Home Page > > Details

MTH2222 Mathematics of Uncertainty

Sem 1, 2022

Assignment 2

Due onTuesday May 3rd by 5 pm. Submission via Moodle using folderAssignment-

2. MTH2222 students work is assessed on questions 1,2,3,4,5,6. MTH2225 students

work is assessed on questions 2,3,4,5,6,7.

1 The goal of this problem is to show the following. If X and Y are normally

distributed and are uncorrelated, then they might still be dependent! Sup-

pose that X is a standard normal distributions. Let ξ be a random variable,

independent of X, which takes values in {?1, 1}, each with probability 1/2.

(a) Find the distribution of Y = ξX. [2 marks]

(b) Are X and Y independent? Justify your answer. [3 marks]

(c) Are X and Y correlated?Justify your answer. [3 marks]

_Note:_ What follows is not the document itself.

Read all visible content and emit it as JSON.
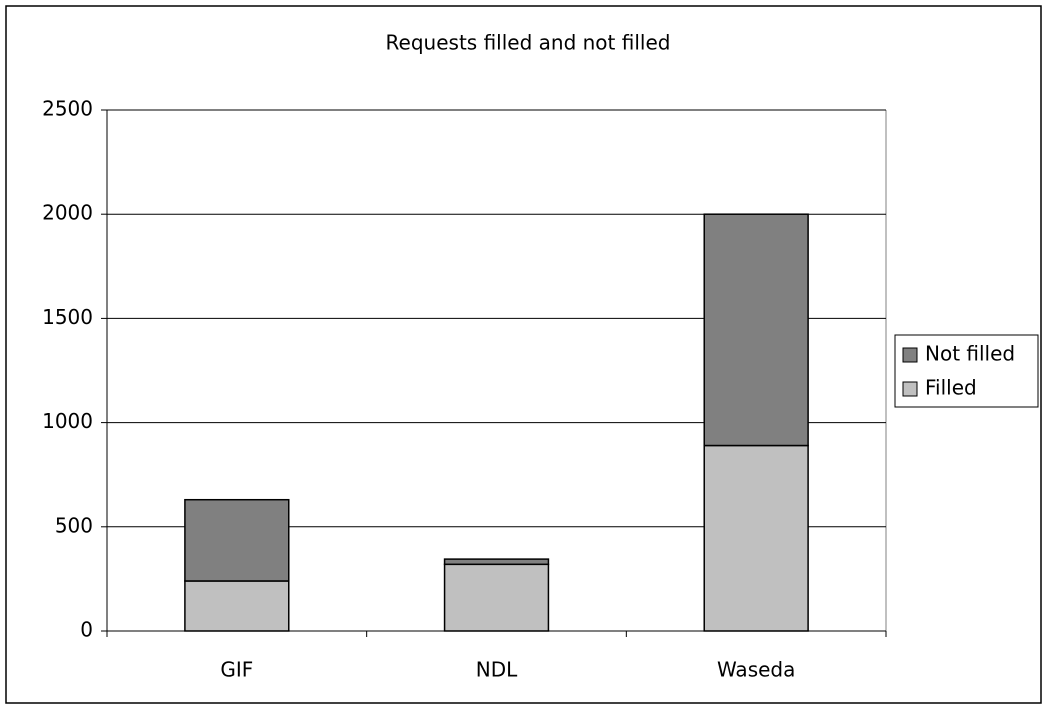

(d) Is (X, Y ) bivariate normal? Justify your answer. [2 marks]

[10 marks]

2 Suppose that X1, X2 are independent geometric with parameter p, where

p ∈ (0, 1/2]. Find the p which maximises the probability of the event X1 = X2.

[4 marks]

3 Let X be a Poisson with parameter 1. Prove (step by step) that

P(X < 4) =

∫ ∞

1

1

6

x3e?xdx.

[4 marks]

4 Let X be a random variable with MGF

MX(t) = θ

teθt

2

,

for some parameter θ > 0. Find P(X > ln θ). [4 marks]

5 Find the constant c such that

f(x) = ce?x?e

?x

, with x ∈ IR

is a probability density function. [4 marks]

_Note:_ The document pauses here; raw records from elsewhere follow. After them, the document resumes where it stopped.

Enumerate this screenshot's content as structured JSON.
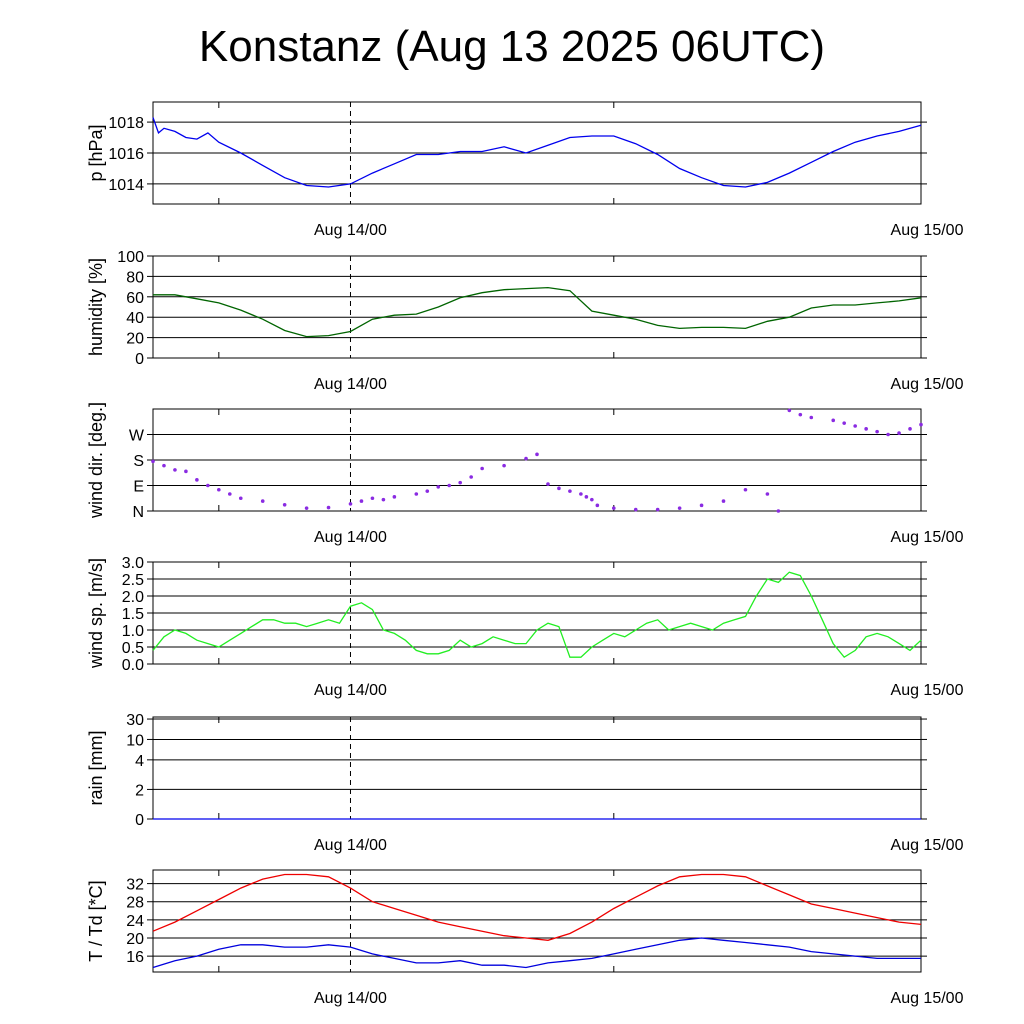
{
  "title": "Konstanz (Aug 13 2025 06UTC)",
  "x_tick_labels": [
    "Aug 14/00",
    "Aug 15/00"
  ],
  "chart_data": [
    {
      "type": "line",
      "id": "pressure",
      "ylabel": "p [hPa]",
      "ylim": [
        1012.7,
        1019.3
      ],
      "yticks": [
        1014,
        1016,
        1018
      ],
      "ytick_labels": [
        "1014",
        "1016",
        "1018"
      ],
      "grid": true,
      "color": "#0000ee",
      "x_hours": [
        0,
        0.5,
        1,
        2,
        3,
        4,
        5,
        6,
        8,
        10,
        12,
        14,
        16,
        18,
        20,
        22,
        24,
        26,
        28,
        30,
        32,
        34,
        36,
        38,
        40,
        42,
        44,
        46,
        48,
        50,
        52,
        54,
        56,
        58,
        60,
        62,
        64,
        66,
        68,
        70
      ],
      "values": [
        1018.3,
        1017.3,
        1017.6,
        1017.4,
        1017.0,
        1016.9,
        1017.3,
        1016.7,
        1016.0,
        1015.2,
        1014.4,
        1013.9,
        1013.8,
        1014.0,
        1014.7,
        1015.3,
        1015.9,
        1015.9,
        1016.1,
        1016.1,
        1016.4,
        1016.0,
        1016.5,
        1017.0,
        1017.1,
        1017.1,
        1016.6,
        1015.9,
        1015.0,
        1014.4,
        1013.9,
        1013.8,
        1014.1,
        1014.7,
        1015.4,
        1016.1,
        1016.7,
        1017.1,
        1017.4,
        1017.8
      ]
    },
    {
      "type": "line",
      "id": "humidity",
      "ylabel": "humidity [%]",
      "ylim": [
        0,
        100
      ],
      "yticks": [
        0,
        20,
        40,
        60,
        80,
        100
      ],
      "ytick_labels": [
        "0",
        "20",
        "40",
        "60",
        "80",
        "100"
      ],
      "grid": true,
      "color": "#006400",
      "x_hours": [
        0,
        2,
        4,
        6,
        8,
        10,
        12,
        14,
        16,
        18,
        20,
        22,
        24,
        26,
        28,
        30,
        32,
        34,
        36,
        38,
        40,
        42,
        44,
        46,
        48,
        50,
        52,
        54,
        56,
        58,
        60,
        62,
        64,
        66,
        68,
        70
      ],
      "values": [
        62,
        62,
        58,
        54,
        47,
        38,
        27,
        21,
        22,
        26,
        38,
        42,
        43,
        50,
        59,
        64,
        67,
        68,
        69,
        66,
        46,
        42,
        38,
        32,
        29,
        30,
        30,
        29,
        36,
        40,
        49,
        52,
        52,
        54,
        56,
        59
      ]
    },
    {
      "type": "scatter",
      "id": "wind_direction",
      "ylabel": "wind dir. [deg.]",
      "ylim": [
        0,
        360
      ],
      "yticks": [
        0,
        90,
        180,
        270
      ],
      "ytick_labels": [
        "N",
        "E",
        "S",
        "W"
      ],
      "grid": true,
      "color": "#8a2be2",
      "x_hours": [
        0,
        1,
        2,
        3,
        4,
        5,
        6,
        7,
        8,
        10,
        12,
        14,
        16,
        18,
        19,
        20,
        21,
        22,
        24,
        25,
        26,
        27,
        28,
        29,
        30,
        32,
        34,
        35,
        36,
        37,
        38,
        39,
        39.5,
        40,
        40.5,
        42,
        44,
        46,
        48,
        50,
        52,
        54,
        56,
        57,
        58,
        59,
        60,
        62,
        63,
        64,
        65,
        66,
        67,
        68,
        69,
        70
      ],
      "values": [
        175,
        160,
        145,
        140,
        110,
        90,
        75,
        60,
        45,
        35,
        22,
        10,
        12,
        25,
        35,
        45,
        40,
        50,
        60,
        70,
        85,
        90,
        100,
        120,
        150,
        160,
        185,
        200,
        95,
        80,
        70,
        60,
        50,
        40,
        20,
        10,
        5,
        5,
        10,
        20,
        35,
        75,
        60,
        0,
        355,
        340,
        330,
        320,
        310,
        300,
        290,
        280,
        270,
        275,
        290,
        305
      ]
    },
    {
      "type": "line",
      "id": "wind_speed",
      "ylabel": "wind sp. [m/s]",
      "ylim": [
        0,
        3
      ],
      "yticks": [
        0,
        0.5,
        1,
        1.5,
        2,
        2.5,
        3
      ],
      "ytick_labels": [
        "0.0",
        "0.5",
        "1.0",
        "1.5",
        "2.0",
        "2.5",
        "3.0"
      ],
      "grid": true,
      "color": "#22ee22",
      "x_hours": [
        0,
        1,
        2,
        3,
        4,
        5,
        6,
        7,
        8,
        9,
        10,
        11,
        12,
        13,
        14,
        15,
        16,
        17,
        18,
        19,
        20,
        21,
        22,
        23,
        24,
        25,
        26,
        27,
        28,
        29,
        30,
        31,
        32,
        33,
        34,
        35,
        36,
        37,
        38,
        39,
        40,
        41,
        42,
        43,
        44,
        45,
        46,
        47,
        48,
        49,
        50,
        51,
        52,
        53,
        54,
        55,
        56,
        57,
        58,
        59,
        60,
        61,
        62,
        63,
        64,
        65,
        66,
        67,
        68,
        69,
        70
      ],
      "values": [
        0.4,
        0.8,
        1.0,
        0.9,
        0.7,
        0.6,
        0.5,
        0.7,
        0.9,
        1.1,
        1.3,
        1.3,
        1.2,
        1.2,
        1.1,
        1.2,
        1.3,
        1.2,
        1.7,
        1.8,
        1.6,
        1.0,
        0.9,
        0.7,
        0.4,
        0.3,
        0.3,
        0.4,
        0.7,
        0.5,
        0.6,
        0.8,
        0.7,
        0.6,
        0.6,
        1.0,
        1.2,
        1.1,
        0.2,
        0.2,
        0.5,
        0.7,
        0.9,
        0.8,
        1.0,
        1.2,
        1.3,
        1.0,
        1.1,
        1.2,
        1.1,
        1.0,
        1.2,
        1.3,
        1.4,
        2.0,
        2.5,
        2.4,
        2.7,
        2.6,
        2.0,
        1.3,
        0.6,
        0.2,
        0.4,
        0.8,
        0.9,
        0.8,
        0.6,
        0.4,
        0.7
      ]
    },
    {
      "type": "line",
      "id": "rain",
      "ylabel": "rain [mm]",
      "ylim_mm": [
        0,
        30
      ],
      "yticks": [
        0,
        2,
        4,
        10,
        30
      ],
      "ytick_labels": [
        "0",
        "2",
        "4",
        "10",
        "30"
      ],
      "grid": true,
      "color": "#0000ee",
      "x_hours": [
        0,
        70
      ],
      "values": [
        0,
        0
      ]
    },
    {
      "type": "line",
      "id": "temperature",
      "ylabel": "T / Td [*C]",
      "ylim": [
        12.5,
        35
      ],
      "yticks": [
        16,
        20,
        24,
        28,
        32
      ],
      "ytick_labels": [
        "16",
        "20",
        "24",
        "28",
        "32"
      ],
      "grid": true,
      "x_hours": [
        0,
        2,
        4,
        6,
        8,
        10,
        12,
        14,
        16,
        18,
        20,
        22,
        24,
        26,
        28,
        30,
        32,
        34,
        36,
        38,
        40,
        42,
        44,
        46,
        48,
        50,
        52,
        54,
        56,
        58,
        60,
        62,
        64,
        66,
        68,
        70
      ],
      "series": [
        {
          "color": "#ee0000",
          "values": [
            21.5,
            23.5,
            26,
            28.5,
            31,
            33,
            34,
            34,
            33.5,
            31,
            28,
            26.5,
            25,
            23.5,
            22.5,
            21.5,
            20.5,
            20,
            19.5,
            21,
            23.5,
            26.5,
            29,
            31.5,
            33.5,
            34,
            34,
            33.5,
            31.5,
            29.5,
            27.5,
            26.5,
            25.5,
            24.5,
            23.5,
            23
          ]
        },
        {
          "color": "#0000dd",
          "values": [
            13.5,
            15,
            16,
            17.5,
            18.5,
            18.5,
            18,
            18,
            18.5,
            18,
            16.5,
            15.5,
            14.5,
            14.5,
            15,
            14,
            14,
            13.5,
            14.5,
            15,
            15.5,
            16.5,
            17.5,
            18.5,
            19.5,
            20,
            19.5,
            19,
            18.5,
            18,
            17,
            16.5,
            16,
            15.5,
            15.5,
            15.5
          ]
        }
      ]
    }
  ]
}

6 Let p1 < p2 < p3 . . . be the prime numbers, i.e. natural numbers which are

not the product of two smaller natural numbers (1 is not prime with this

definition). For all i ∈ IN, let γi = p?2i , and Xi be a random variable taking

values on {0, 1, 2, . . .}, such that

P(Xi = k) = (1? γi)γki .

Assume (Xi)i are independent. Let M =

∏∞

i=1 p

Xi

i . Find the p.m.f. of M . You

might need that

∑∞

k=1 k2 = pi2/6 and that each natural number has a unique

decomposition in terms of products of primes.

[6 marks]

7 For MTH2225 Students only. Let (Sn)n be a simple random walk. Find

the (approximate) probability

P(S10000 ≥ 100).

[4 marks]

Contact Us(Ghostwriter Service)

- QQ：99515681
- WeChat：codinghelp
- Email：99515681@qq.com
- Work Time：8:00-23:00

- Programhelp With ,Help With C++ Course... 2022-05-10
- Help With Data Programming,Help With C... 2022-05-10
- 5Cce2sashelp With ,Python，Java Progra... 2022-05-10
- Help With Program Programming,Help Wit... 2022-05-09
- Help With Csci 3110,Help With Java，Py... 2022-05-09
- Mth2222help With ,Help With C/C++，Pyt... 2022-05-09
- Cse3bdchelp With ,Help With Sql Progra... 2022-05-08
- Help With Cis 468,Help With Java，Pyth... 2022-05-08
- Comp Sci 4094/4194/7094 Assignment 3 D... 2022-05-07
- Cs 178: Machine Learning & Data Mining... 2022-05-07
- Data7703 Assignment 4 2022-05-07
- Data Programminghelp With ,Help With S... 2022-04-25
- Help With Ait681 Course,Help With Pyth... 2022-04-25
- Cse121l Programminghelp With ,Help Wit... 2022-04-25
- Help With Iti1120,Help With Java，C/C+... 2022-04-25
- Cmt304help With ,Help With C++，Python... 2022-04-25
- Help With Engn4528,Matlab Programmingh... 2022-04-24
- Help With Fin 2200,Help With Java，Pyt... 2022-04-24
- Bism 7255Help With ,Help With Java，Py... 2022-04-23
- Comp202help With ,Help With Java Progr... 2022-04-23

Contact Us - Email：99515681@qq.com WeChat：codinghelp

© 2021 www.asgnhelp.com

Programming Assignment Help！